If you really look at the ones that ended up, you know, being “successful” in the eyes of society and the ones that didn’t, oftentimes, it’s the ones who were successful and loved what they did so they could persevere, you know, when it got really tough. And the ones that didn’t love it quit because they’re sane, right? Who would want to put up with this stuff if you don’t love it?

So it’s a lot of hard work and it’s a lot of worrying constantly and if you don’t love it, you’re going to fail. So you’ve got to love it and you’ve got to have passion and I think that’s the high-order bit.

That was one of the things that came out most clearly from this whole experience [with cancer]. I realized that I love my life. I really do. I’ve got the greatest family in the world, and I’ve got my work. And that’s pretty much all I do. I don’t socialize much or go to conferences. I love my family, and I love running Apple, and I love Pixar. And I get to do that. I’m very lucky.

Creativity is just connecting things.

When you ask creative people how they did something, they feel a little guilty because they didn’t really do it, they just saw something. It seemed obvious to them after a while. That’s because they were able to connect experiences they’ve had and synthesize new things. And the reason they were able to do that was that they’ve had more experiences or they have thought more about their experiences than other people.

I don’t think that most of the really best people that I’ve worked with worked with computers for the sake of working with computers. They worked with computers because they are the medium that is best capable of transmitting some feeling that you have, that you want to share with other people.

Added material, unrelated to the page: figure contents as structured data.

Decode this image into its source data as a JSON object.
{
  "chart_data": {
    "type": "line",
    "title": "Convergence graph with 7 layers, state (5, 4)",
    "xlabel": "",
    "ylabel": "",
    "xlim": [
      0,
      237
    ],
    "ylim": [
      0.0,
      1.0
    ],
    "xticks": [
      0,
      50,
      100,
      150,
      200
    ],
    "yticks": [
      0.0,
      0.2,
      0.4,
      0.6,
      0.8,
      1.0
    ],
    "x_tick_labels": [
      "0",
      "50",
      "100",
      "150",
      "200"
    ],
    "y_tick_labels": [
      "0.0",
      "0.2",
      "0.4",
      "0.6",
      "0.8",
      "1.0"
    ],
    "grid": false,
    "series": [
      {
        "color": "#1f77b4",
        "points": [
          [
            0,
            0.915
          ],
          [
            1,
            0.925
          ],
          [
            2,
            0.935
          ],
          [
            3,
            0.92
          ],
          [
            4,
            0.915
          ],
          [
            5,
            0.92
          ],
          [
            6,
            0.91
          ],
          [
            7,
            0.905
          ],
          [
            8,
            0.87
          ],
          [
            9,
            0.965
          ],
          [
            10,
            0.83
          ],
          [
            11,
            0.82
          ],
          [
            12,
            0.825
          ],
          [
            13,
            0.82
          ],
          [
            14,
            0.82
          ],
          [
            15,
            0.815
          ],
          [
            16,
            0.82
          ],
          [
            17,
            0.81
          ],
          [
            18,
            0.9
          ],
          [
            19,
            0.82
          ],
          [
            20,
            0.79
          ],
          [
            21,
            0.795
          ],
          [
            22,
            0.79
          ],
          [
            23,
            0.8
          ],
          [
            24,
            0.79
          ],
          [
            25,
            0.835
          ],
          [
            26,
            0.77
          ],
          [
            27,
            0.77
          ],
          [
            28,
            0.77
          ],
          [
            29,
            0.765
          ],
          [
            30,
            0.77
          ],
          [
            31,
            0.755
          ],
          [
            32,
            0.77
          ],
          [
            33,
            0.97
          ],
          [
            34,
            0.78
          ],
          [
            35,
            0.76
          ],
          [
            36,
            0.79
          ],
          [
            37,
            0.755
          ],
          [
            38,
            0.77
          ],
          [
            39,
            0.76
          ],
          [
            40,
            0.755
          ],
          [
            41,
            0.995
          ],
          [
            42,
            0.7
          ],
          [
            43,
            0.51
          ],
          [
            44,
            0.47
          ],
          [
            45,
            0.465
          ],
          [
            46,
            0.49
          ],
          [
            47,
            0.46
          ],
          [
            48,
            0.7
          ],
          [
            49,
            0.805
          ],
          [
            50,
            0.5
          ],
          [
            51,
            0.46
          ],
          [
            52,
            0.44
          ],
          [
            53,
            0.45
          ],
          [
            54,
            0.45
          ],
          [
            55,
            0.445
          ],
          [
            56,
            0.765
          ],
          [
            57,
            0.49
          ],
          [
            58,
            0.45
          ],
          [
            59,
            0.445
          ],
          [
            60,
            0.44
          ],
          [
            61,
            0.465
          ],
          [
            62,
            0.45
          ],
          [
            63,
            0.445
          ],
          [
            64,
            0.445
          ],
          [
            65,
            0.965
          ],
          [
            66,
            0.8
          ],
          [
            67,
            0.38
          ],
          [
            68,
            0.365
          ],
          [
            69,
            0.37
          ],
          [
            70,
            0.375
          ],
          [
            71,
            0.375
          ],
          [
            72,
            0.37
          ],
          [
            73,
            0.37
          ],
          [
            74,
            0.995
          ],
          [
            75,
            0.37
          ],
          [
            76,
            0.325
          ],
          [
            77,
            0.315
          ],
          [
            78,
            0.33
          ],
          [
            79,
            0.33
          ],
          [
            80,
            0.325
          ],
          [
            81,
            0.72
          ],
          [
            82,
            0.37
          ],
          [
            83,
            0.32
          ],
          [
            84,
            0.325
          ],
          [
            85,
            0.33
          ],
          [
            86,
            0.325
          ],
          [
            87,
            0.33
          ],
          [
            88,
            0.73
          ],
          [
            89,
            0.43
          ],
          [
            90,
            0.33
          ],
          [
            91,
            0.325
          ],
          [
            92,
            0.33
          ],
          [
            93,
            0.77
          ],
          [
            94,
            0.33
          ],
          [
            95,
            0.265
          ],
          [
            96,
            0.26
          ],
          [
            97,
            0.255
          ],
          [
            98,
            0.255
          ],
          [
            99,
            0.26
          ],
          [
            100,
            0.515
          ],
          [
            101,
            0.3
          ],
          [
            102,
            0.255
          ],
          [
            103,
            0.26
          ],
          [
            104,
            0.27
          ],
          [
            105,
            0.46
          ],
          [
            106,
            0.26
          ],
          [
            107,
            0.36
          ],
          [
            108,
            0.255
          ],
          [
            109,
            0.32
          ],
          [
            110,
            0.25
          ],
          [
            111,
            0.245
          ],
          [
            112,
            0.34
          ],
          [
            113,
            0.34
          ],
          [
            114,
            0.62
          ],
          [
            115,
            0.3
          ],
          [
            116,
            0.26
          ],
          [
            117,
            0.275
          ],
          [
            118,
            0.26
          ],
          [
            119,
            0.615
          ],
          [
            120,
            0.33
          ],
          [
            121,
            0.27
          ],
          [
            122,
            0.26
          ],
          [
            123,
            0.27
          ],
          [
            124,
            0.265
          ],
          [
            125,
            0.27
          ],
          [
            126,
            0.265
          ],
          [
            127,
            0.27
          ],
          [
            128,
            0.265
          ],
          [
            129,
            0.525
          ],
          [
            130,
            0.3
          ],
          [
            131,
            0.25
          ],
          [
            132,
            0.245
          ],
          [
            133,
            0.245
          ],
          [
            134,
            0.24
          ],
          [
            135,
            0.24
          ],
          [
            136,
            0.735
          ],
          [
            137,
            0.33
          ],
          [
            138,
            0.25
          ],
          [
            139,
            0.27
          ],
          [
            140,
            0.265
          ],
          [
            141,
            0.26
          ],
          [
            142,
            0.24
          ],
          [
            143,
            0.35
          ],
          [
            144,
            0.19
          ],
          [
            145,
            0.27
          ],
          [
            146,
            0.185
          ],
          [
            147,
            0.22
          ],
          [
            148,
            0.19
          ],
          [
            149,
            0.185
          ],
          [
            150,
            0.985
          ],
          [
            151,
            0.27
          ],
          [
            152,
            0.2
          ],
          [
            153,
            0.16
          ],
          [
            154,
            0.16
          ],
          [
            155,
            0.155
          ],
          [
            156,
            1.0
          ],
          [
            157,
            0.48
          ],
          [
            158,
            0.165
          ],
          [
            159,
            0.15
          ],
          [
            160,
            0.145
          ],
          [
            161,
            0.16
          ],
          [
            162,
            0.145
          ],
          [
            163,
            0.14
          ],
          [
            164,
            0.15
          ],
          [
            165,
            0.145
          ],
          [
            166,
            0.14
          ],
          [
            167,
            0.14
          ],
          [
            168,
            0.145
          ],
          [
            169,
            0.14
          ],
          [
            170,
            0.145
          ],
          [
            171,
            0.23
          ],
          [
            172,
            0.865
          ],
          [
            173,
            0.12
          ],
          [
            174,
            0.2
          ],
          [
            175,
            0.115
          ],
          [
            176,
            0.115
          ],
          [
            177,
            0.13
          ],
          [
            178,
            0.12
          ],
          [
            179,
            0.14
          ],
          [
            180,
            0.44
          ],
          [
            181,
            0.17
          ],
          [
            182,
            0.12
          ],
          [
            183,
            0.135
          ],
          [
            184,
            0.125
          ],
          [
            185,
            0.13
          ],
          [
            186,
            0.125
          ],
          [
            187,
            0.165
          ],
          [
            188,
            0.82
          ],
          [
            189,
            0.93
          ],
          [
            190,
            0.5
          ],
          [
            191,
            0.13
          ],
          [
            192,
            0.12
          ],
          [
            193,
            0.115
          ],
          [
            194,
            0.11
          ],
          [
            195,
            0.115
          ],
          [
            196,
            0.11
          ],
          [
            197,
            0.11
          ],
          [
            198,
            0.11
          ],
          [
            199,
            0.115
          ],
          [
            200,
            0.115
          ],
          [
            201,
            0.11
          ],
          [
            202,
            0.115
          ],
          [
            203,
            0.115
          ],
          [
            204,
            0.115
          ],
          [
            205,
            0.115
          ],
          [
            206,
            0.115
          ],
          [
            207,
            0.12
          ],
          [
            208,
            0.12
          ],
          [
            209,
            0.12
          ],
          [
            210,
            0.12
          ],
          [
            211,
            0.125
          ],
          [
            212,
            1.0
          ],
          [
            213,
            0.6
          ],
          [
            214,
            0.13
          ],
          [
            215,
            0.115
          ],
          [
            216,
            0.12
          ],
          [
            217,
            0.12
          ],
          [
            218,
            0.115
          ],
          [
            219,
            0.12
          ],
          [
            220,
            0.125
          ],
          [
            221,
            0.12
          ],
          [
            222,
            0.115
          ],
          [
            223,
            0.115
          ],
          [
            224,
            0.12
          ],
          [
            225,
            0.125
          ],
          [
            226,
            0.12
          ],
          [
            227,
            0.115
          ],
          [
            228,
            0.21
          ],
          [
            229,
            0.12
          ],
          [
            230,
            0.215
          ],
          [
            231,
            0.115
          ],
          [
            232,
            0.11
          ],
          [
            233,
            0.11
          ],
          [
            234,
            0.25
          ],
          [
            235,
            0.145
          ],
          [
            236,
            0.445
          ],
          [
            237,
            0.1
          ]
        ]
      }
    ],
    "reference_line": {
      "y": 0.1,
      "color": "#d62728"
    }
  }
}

What I do see is a small group of people who are artists and care more about their art than they do about almost anything else. It’s more important than finding a girlfriend, it’s more important… than cooking a meal, it’s more important than joining the Marines, it’s more important than whatever.

Look at the way artists work. They’re not typically the most ‘balanced’ people in the world. Now, yes, we have a few workaholics here who are trying to escape other things, of course. But the majority of people out here have made very conscious decisions; they really have.

One of my role models is Bob Dylan. As I grew up, I learned the lyrics to all his songs and watched him never stand still. If you look at the artists, if they get really good, it always occurs to them at some point that they can do this one thing for the rest of their lives, and they can be really successful to the outside world but not really be successful to themselves. That’s the moment that an artist really decides who he or she is. If they keep on risking failure, they’re still artists.

It’s rare that you see an artist in his 30s or 40s able to really contribute something amazing. Of course, there are some people who are innately curious, forever little kids in their awe of life, but they’re rare.